Japan’s Prime Minister Shinzo Abe has decided to go ahead with an increase in consumption taxes from 5% to 8% in April 2014, with a further increase to 10% planned for later. Will this be the first step to reducing the very high level of government debt in Japan (in net or gross terms, the highest in the developed world), or will it derail the recovery? In many ways the answer depends on whether you like your macro state of the art, or more antique.
Consider the antique first. Raising the consumption tax takes real purchasing power out of Japanese consumers’ pockets. It is a straightforward fiscal contraction, on a very large scale: the last thing you need when we only have the first signs of a recovery. Now in theory this fiscal contraction could be offset by monetary expansion, but can monetary expansion really be strong enough to offset a fiscal contraction of that size? Some macro antiques were always rather suspicious about the potency of monetary relative to fiscal policy anyway, but in a liquidity trap those suspicions become certainties. Even if the central bank does succeed in reducing real interest rates by raising inflation, is that going to be more powerful than the cut in real incomes that this higher inflation brings?
So why might modern macro be less pessimistic about the impact of the consumption tax increase? For one thing it might be more optimistic about the potency of monetary policy, particularly in an open economy. If the central bank is really committed to bringing about a recovery come what may then it may be prepared to see inflation go well above 2%. But I would suggest the more important difference lies with the fiscal impact of the tax increase. Modern macro could bring two arguments to the table.

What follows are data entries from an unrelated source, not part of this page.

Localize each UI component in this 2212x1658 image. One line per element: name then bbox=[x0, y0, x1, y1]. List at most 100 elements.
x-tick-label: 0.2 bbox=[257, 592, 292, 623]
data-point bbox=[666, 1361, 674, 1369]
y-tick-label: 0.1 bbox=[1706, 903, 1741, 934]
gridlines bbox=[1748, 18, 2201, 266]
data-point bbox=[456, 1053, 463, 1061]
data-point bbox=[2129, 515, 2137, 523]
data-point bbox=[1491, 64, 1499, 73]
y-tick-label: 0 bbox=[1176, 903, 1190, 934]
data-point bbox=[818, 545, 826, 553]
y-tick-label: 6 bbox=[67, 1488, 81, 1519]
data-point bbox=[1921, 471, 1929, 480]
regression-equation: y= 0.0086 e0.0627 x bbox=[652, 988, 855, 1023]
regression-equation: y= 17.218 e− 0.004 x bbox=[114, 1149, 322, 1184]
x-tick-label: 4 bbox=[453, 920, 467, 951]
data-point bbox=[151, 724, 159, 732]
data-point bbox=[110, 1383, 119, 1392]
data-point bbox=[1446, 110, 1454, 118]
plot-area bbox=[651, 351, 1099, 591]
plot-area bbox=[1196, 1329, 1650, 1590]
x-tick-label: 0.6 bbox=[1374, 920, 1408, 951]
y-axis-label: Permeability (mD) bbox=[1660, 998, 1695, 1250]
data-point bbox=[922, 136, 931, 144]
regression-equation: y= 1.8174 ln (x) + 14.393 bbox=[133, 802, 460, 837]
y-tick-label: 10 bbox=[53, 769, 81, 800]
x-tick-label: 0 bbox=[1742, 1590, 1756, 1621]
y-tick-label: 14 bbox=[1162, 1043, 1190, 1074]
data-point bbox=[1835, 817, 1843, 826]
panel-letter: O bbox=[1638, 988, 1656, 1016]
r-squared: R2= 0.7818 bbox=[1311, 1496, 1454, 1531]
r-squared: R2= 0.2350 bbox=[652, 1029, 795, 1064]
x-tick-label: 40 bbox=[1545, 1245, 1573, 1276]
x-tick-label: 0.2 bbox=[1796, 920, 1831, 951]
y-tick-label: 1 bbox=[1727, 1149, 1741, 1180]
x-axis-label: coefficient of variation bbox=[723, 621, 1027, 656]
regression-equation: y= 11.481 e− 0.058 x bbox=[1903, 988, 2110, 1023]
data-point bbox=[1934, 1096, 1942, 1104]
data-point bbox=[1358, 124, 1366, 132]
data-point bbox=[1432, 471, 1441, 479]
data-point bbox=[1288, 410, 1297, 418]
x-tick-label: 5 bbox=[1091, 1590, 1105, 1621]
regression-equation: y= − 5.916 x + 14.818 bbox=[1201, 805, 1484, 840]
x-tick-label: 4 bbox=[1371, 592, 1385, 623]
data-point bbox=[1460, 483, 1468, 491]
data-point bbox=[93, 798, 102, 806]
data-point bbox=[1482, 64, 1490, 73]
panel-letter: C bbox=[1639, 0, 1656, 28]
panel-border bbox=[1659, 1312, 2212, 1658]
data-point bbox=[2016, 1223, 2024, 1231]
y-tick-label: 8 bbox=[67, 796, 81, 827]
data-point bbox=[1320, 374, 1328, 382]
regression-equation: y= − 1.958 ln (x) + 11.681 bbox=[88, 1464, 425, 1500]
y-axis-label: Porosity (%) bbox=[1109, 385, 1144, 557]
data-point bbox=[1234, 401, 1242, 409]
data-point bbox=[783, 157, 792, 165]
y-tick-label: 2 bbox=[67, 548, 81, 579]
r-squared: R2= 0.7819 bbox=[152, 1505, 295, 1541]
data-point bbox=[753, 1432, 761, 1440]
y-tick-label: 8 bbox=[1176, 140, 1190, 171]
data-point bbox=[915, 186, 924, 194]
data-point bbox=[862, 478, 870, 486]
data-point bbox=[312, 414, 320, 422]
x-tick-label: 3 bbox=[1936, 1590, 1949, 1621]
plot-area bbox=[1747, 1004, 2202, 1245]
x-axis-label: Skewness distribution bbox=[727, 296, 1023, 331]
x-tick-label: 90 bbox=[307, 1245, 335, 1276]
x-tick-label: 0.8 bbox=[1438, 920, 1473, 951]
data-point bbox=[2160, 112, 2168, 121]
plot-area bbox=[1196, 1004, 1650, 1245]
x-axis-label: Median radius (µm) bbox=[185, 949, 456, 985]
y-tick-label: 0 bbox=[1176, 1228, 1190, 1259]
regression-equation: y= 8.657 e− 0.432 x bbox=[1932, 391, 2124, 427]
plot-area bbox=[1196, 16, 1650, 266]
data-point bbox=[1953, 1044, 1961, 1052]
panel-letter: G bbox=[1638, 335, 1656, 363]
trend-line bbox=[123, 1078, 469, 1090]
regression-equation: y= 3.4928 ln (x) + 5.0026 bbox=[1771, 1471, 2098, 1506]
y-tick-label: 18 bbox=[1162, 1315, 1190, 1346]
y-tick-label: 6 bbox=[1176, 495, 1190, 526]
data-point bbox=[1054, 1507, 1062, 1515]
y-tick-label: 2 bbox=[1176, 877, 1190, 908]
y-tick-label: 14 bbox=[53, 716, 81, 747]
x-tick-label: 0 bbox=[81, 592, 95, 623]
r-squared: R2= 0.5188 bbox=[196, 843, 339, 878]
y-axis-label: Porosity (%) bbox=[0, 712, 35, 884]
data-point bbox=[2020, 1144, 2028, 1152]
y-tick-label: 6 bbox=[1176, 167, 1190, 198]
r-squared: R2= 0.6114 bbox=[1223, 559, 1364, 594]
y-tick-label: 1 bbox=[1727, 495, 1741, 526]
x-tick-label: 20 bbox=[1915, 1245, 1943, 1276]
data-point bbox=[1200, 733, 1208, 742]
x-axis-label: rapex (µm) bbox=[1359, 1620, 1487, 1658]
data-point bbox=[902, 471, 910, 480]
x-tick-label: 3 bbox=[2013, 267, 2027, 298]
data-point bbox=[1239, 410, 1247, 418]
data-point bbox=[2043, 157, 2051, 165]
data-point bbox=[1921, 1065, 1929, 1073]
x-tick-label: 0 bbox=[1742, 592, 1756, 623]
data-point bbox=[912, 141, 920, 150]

The first is Ricardian Equivalence. The consumption tax increase has been planned for some time, so consumers will have already factored in its impact into their consumption decisions. Even if they had wondered if the tax increase might be postponed, some taxes will have to rise at some point. So if all the Prime Minister has done is confirm that tax increases are going to come sooner rather than later, the logic behind Ricardian Equivalence will mean that the impact on consumer spending will be second order.
The second involves the incentive effect of higher sales taxes, which I discussed recently. If monetary policy does not try and offset the impact that higher sales taxes will have on inflation, then anticipation of the tax could lead consumers to bring forward some consumption. What this really involves is fiscal policy mimicking monetary policy. Or to put it another way, if you were doubtful that monetary policy through Quantitative Easing could raise inflation, here is a surer way to achieve the same thing.
The common theme here is the importance that modern macro places on expectations of a fairly rational kind. Yet even if you are happy to go along with this, there is an important proviso that does not get emphasised enough. How did consumers know that the budget deficit would be reduced by raising taxes rather than cutting spending? If they had expected the deficit to be reduced by lower government spending, they will not have expected a fall in their post-tax real income. For these consumers the Prime Minister’s announcement will come as a surprise, and they will reduce their consumption as a result.
This argument is completely consistent with consumers being rational and forward looking, as I emphasise here. All the behavioural assumptions required for Ricardian Equivalence can still be there. What Ricardian Equivalence implicitly does is hold the path of future government spending fixed, but that is an artificial assumption which cannot be true in practice, if only because of political uncertainty. (The argument applies more generally to the small amount of modelling that has attempted to demonstrate ‘expansionary austerity’.)
So we can summarise as follows. If consumption remains on average unperturbed by the sales tax increase (perhaps showing a positive spike before April 2014 which is only partially offset by falls thereafter), then modern macro can pat itself on the back. On the other hand if consumption does take a significant hit, modern macro has an escape clause. Let us hope it does not need it.